Something really interesting happened last week that’s going to have a big impact on school funding and education in the city generally. It had to do with a big debate over local taxes spurred by a number of factors, one of them being a recent property value reassessment that saw property values rise exponentially. In some places, they more than doubled. (My house doubled!) The increase means that homeowners will pay a lot more on their yearly property tax bill and landlords will pass the increase along to their renters, increasing housing costs. It’s a big deal.
After lots of serious critiques and complaints, the city is trying to figure out whether/how to ease this property tax burden and still have enough in its coffers. Options have included redoing the assessments or increasing certain kinds of exemptions that give people a break on a certain amount of the property's value if they live in it as a primary resident, like the homestead exemption. At the same time, the city is figuring out what to do in the wake of the pandemic crisis that’s both ‘over’ and also still ongoing. The question is: how should the city get the right amount of revenue to run itself? Who should be taxed and how much? The property reassessment is part of that.

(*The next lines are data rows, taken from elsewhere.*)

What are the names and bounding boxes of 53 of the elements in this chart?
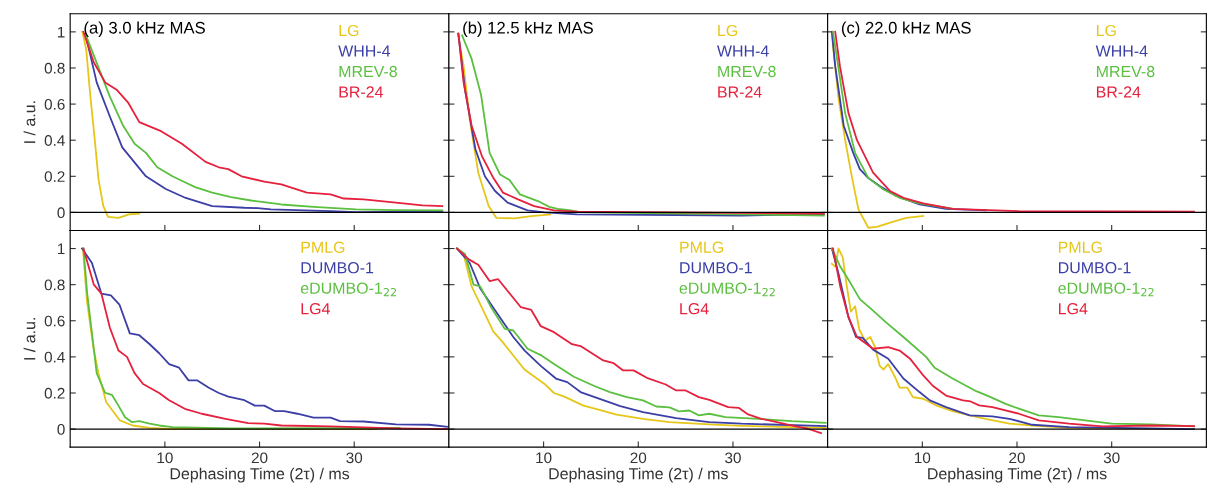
- text: WHH-4: [338, 45, 391, 57]
- text: LG4: [1059, 303, 1088, 315]
- text: PMLG: [680, 241, 724, 253]
- y-tick-label: 0.6: [44, 98, 65, 110]
- text: MREV-8: [718, 65, 776, 78]
- text: MREV-8: [1096, 65, 1155, 78]
- text: eDUMBO-1$_{22}$: [1058, 282, 1154, 297]
- x-tick-label: 10: [536, 452, 552, 464]
- text: PMLG: [1059, 241, 1102, 253]
- text: LG4: [301, 303, 330, 315]
- y-tick-label: 0.8: [44, 279, 65, 291]
- chart-title: (a) 3.0 kHz MAS: [84, 21, 205, 37]
- x-tick-label: 20: [630, 452, 647, 464]
- x-tick-label: 30: [725, 452, 741, 464]
- text: LG4: [680, 303, 709, 315]
- chart-title: (b) 12.5 kHz MAS: [463, 21, 593, 37]
- text: BR-24: [1096, 86, 1141, 98]
- chart-title: (c) 22.0 kHz MAS: [841, 21, 971, 37]
- x-tick-label: 10: [157, 452, 173, 464]
- text: BR-24: [718, 86, 762, 98]
- text: MREV-8: [339, 65, 397, 78]
- text: LG: [718, 24, 738, 37]
- text: WHH-4: [1095, 45, 1148, 57]
- x-tick-label: 20: [1009, 452, 1025, 464]
- x-axis-title: Dephasing Time (2τ) / ms: [170, 467, 350, 483]
- text: DUMBO-1: [1059, 262, 1131, 274]
- text: eDUMBO-1$_{22}$: [300, 282, 397, 297]
- y-axis-title: I / a.u.: [23, 318, 36, 360]
- text: PMLG: [301, 241, 345, 253]
- text: WHH-4: [717, 45, 769, 57]
- text: DUMBO-1: [301, 262, 374, 274]
- x-tick-label: 10: [914, 452, 931, 464]
- y-tick-label: 0.2: [44, 387, 65, 399]
- x-tick-label: 20: [251, 452, 268, 464]
- y-tick-label: 0: [57, 423, 65, 435]
- y-tick-label: 0.2: [44, 171, 65, 182]
- x-axis-title: Dephasing Time (2τ) / ms: [549, 467, 728, 483]
- text: LG: [339, 24, 359, 37]
- y-tick-label: 0.4: [44, 351, 65, 363]
- y-tick-label: 0.4: [44, 135, 65, 146]
- x-axis-title: Dephasing Time (2τ) / ms: [928, 467, 1107, 483]
- y-tick-label: 1: [57, 243, 65, 255]
- text: eDUMBO-1$_{22}$: [679, 282, 775, 297]
- y-tick-label: 1: [57, 26, 65, 38]
- text: LG: [1096, 24, 1116, 37]
- x-tick-label: 30: [346, 452, 363, 464]
- y-tick-label: 0.8: [44, 62, 65, 74]
- x-tick-label: 30: [1103, 452, 1120, 464]
- y-tick-label: 0.6: [44, 315, 65, 327]
- y-tick-label: 0: [57, 207, 65, 219]
- text: DUMBO-1: [680, 262, 752, 274]
- y-axis-title: I / a.u.: [23, 101, 36, 143]
- text: BR-24: [339, 86, 383, 98]
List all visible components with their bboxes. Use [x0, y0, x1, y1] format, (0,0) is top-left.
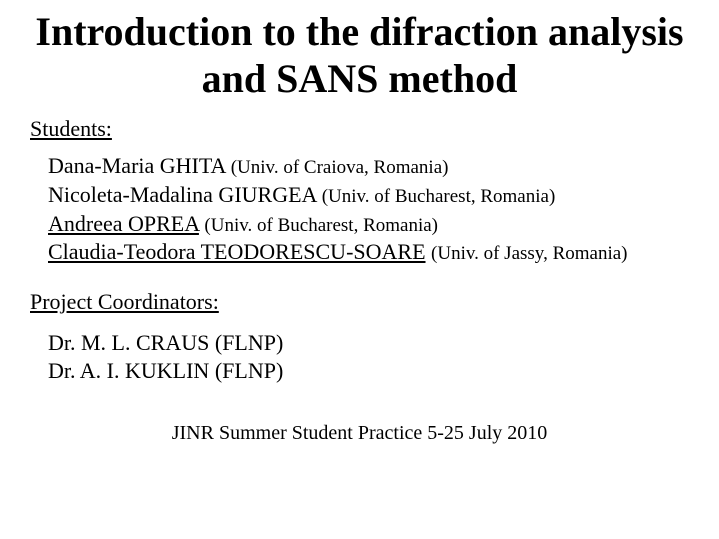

The property tax increase hits everyone, though perhaps disproportionately middle and working class people who spend a big portion of their income on housing. Historically, while these kinds of taxes go up, taxes on the ruling class—rich people that can more than afford it, but prefer not to be taxed—don’t. The city’s Chamber of Commerce is their advocate as they push for tax cuts on businesses, like the business income and receipts tax (BIRT) and the wage tax. The whole local tax question tends to be kind of one-sided in that way, favoring the rich who can buy politicians, threaten to take their capital out of the city, or even, in the case of Allan Domb, serve on city council while being a real estate mogul.
But this year was different. Thanks to the work of a new-ish left revenue group, Tax the Rich PHL, led by the inimitable Arielle Klagsbrun of the Action Center for Race and the Economy (as well as local labor leaders, Philly POWER Research, Neighborhood Networks, Philly DSA, and others), the debate this year has been far from one-sided. Tax the Rich, partnering with the PA Budget and Policy Center, has put out reports on and proposals for on a wealth tax on intangible assets, championed by the amazing socialist city councilmember Kendra Brooks (which even inspired a visit from Elizabeth Warren). Marc Steir and Eugene Henninger-Voss find that such a tax on .4% of intangible wealth in the city would generate $200 million a year for the city.